Luvo Inc.
- Type: Consumer Packaged Goods
- Industry: Private
- Founder: Stephen Sidwell
- Headquarters: Vancouver, Canada
- Area served: United States, British Columbia and Ontario, Canada
- Key people: Christine M. Day (CEO)
- Products: Frozen entrées and burritos
- Website: Luvo Inc.

= Luvo Inc. =

Canadian frozen food company

Luvo Inc. [loo- vō] is a privately held frozen food company that develops, manufactures, markets and sells retail food products. Its products are sold by retail chains in the United States and grocery stores in British Columbia and Ontario, Canada. Luvo products are also served on some Delta Air Lines' flights.

== History==
Luvo was launched in 2013 to sell trans-fat free and nutrition-focused frozen entrées through Publix, Safeway and Amazon.
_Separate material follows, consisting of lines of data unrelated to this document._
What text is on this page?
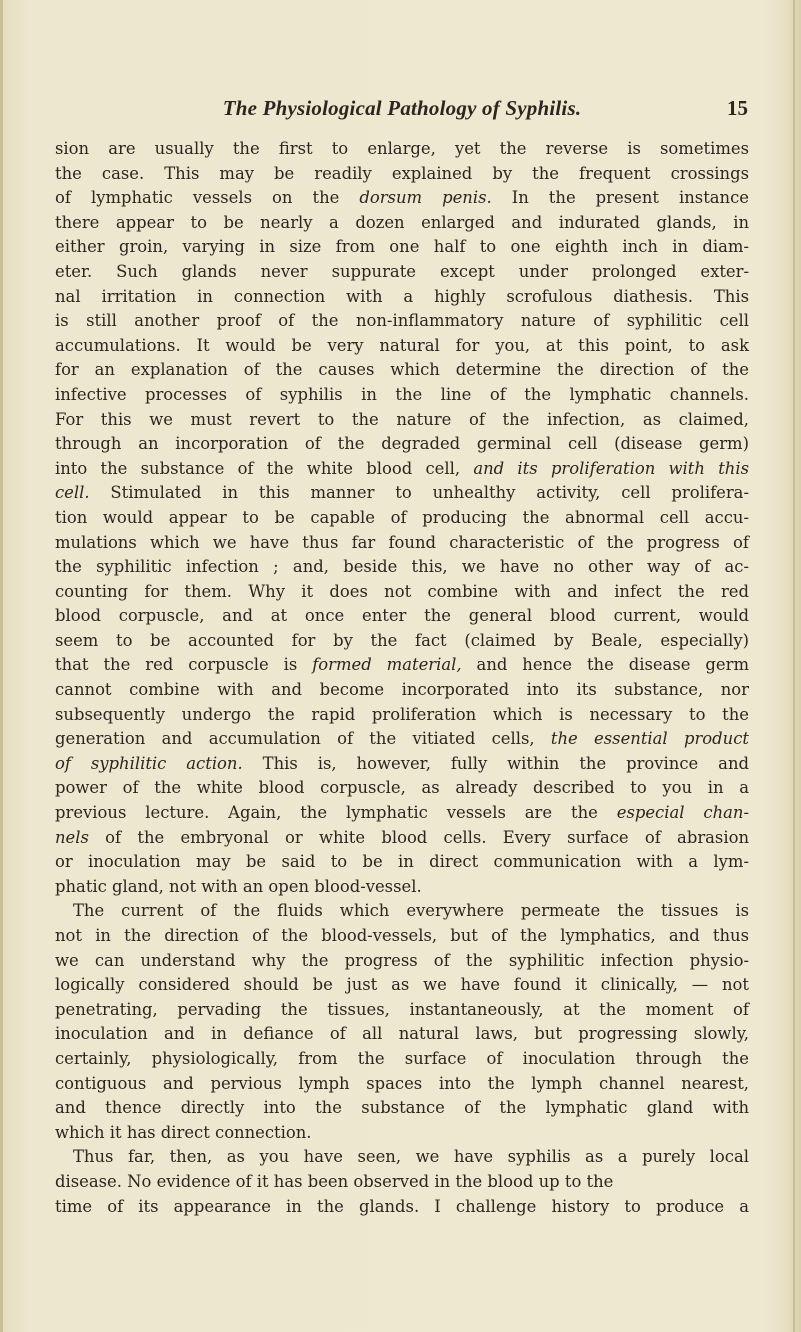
The Physiological Pathology of Syphilis.	15
sion are usually the first to enlarge, yet the reverse is sometimes
the case. This may be readily explained by the frequent crossings
of lymphatic vessels on the dorsum penis. In the present instance
there appear to be nearly a dozen enlarged and indurated glands, in
either groin, varying in size from one half to one eighth inch in diam-
eter. Such glands never suppurate except under prolonged exter-
nal irritation in connection with a highly scrofulous diathesis. This
is still another proof of the non-inflammatory nature of syphilitic cell
accumulations. It would be very natural for you, at this point, to ask
for an explanation of the causes which determine the direction of the
infective processes of syphilis in the line of the lymphatic channels.
For this we must revert to the nature of the infection, as claimed,
through an incorporation of the degraded germinal cell (disease germ)
into the substance of the white blood cell, and its proliferation with this
cell. Stimulated in this manner to unhealthy activity, cell prolifera-
tion would appear to be capable of producing the abnormal cell accu-
mulations which we have thus far found characteristic of the progress of
the syphilitic infection ; and, beside this, we have no other way of ac-
counting for them. Why it does not combine with and infect the red
blood corpuscle, and at once enter the general blood current, would
seem to be accounted for by the fact (claimed by Beale, especially)
that the red corpuscle is formed material, and hence the disease germ
cannot combine with and become incorporated into its substance, nor
subsequently undergo the rapid proliferation which is necessary to the
generation and accumulation of the vitiated cells, the essential product
of syphilitic action. This is, however, fully within the province and
power of the white blood corpuscle, as already described to you in a
previous lecture. Again, the lymphatic vessels are the especial chan-
nels of the embryonal or white blood cells. Every surface of abrasion
or inoculation may be said to be in direct communication with a lym-
phatic gland, not with an open blood-vessel.
The current of the fluids which everywhere permeate the tissues is
not in the direction of the blood-vessels, but of the lymphatics, and thus
we can understand why the progress of the syphilitic infection physio-
logically considered should be just as we have found it clinically, — not
penetrating, pervading the tissues, instantaneously, at the moment of
inoculation and in defiance of all natural laws, but progressing slowly,
certainly, physiologically, from the surface of inoculation through the
contiguous and pervious lymph spaces into the lymph channel nearest,
and thence directly into the substance of the lymphatic gland with
which it has direct connection.
Thus far, then, as you have seen, we have syphilis as a purely local
disease. No evidence of it has been observed in the blood up to the
time of its appearance in the glands. I challenge history to produce a
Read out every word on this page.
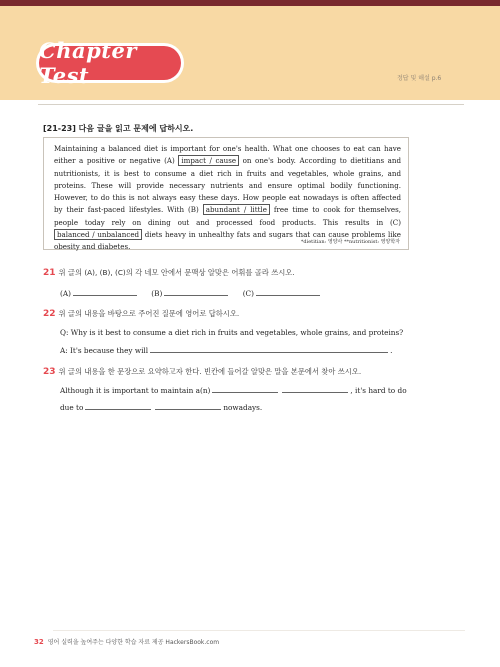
Chapter Test	정답 및 해설 p.6
[21-23] 다음 글을 읽고 문제에 답하시오.

Maintaining a balanced diet is important for one's health. What one chooses to eat can have either a positive or negative (A) impact / cause on one's body. According to dietitians and nutritionists, it is best to consume a diet rich in fruits and vegetables, whole grains, and proteins. These will provide necessary nutrients and ensure optimal bodily functioning. However, to do this is not always easy these days. How people eat nowadays is often affected by their fast-paced lifestyles. With (B) abundant / little free time to cook for themselves, people today rely on dining out and processed food products. This results in (C) balanced / unbalanced diets heavy in unhealthy fats and sugars that can cause problems like obesity and diabetes.

*dietitian: 영양사 **nutritionist: 영양학자
21 위 글의 (A), (B), (C)의 각 네모 안에서 문맥상 알맞은 어휘를 골라 쓰시오.
(A)	(B)	(C)
22 위 글의 내용을 바탕으로 주어진 질문에 영어로 답하시오.
Q: Why is it best to consume a diet rich in fruits and vegetables, whole grains, and proteins?
A: It's because they will	.
23 위 글의 내용을 한 문장으로 요약하고자 한다. 빈칸에 들어갈 알맞은 말을 본문에서 찾아 쓰시오.
Although it is important to maintain a(n)	, it's hard to do
due to	nowadays.
32 영어 실력을 높여주는 다양한 학습 자료 제공 HackersBook.com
In January 2014, Christine M. Day invested in the company and became CEO. She was previously the CEO of lululemon athletica and also spent 20 years at Starbucks, eventually becoming the head of Asia-Pacific division.

Luvo's head office is based in Vancouver, British Columbia, Canada. Products are manufactured and sold in both the United States and in Canada.

== Products ==
=== Menu ===
Luvo has nearly 30 different products listed on its website. It divides their product categories into entrées, breakfasts, flatbreads and burritos. It also has an exclusive line of products for Delta Air Lines.

=== Packaging and preparation ===
Luvo products can be prepared in the oven or microwave. The company has a patented technology that allows the food to be cooked evenly in a paper pouch. The packaging allows the food to be steam-cooked and is modeled after the traditional French cooking method "en papillote".

== Brand ambassadors ==
Luvo has a brand ambassador program with professional athletes who are also investors. In June 2013, the five-time World Series champion and former New York Yankees captain Derek Jeter became a partner of Luvo. A New York Daily News article said that Jeter grew up eating fast food, though he now promotes healthy eating and lifestyle choices through his Turn 2 Foundation.

In June 2015, Luvo announced the American football player, Russell Wilson, as a brand ambassador. Wilson is the founder of summer football camps called Passing Academy which teach children and teenagers (ages 8 –17) "fundamental skills of a great football player", including food choices.

On August 10, 2015, the Olympic swimmer Natalie Coughlin became a brand ambassador and investor in Luvo.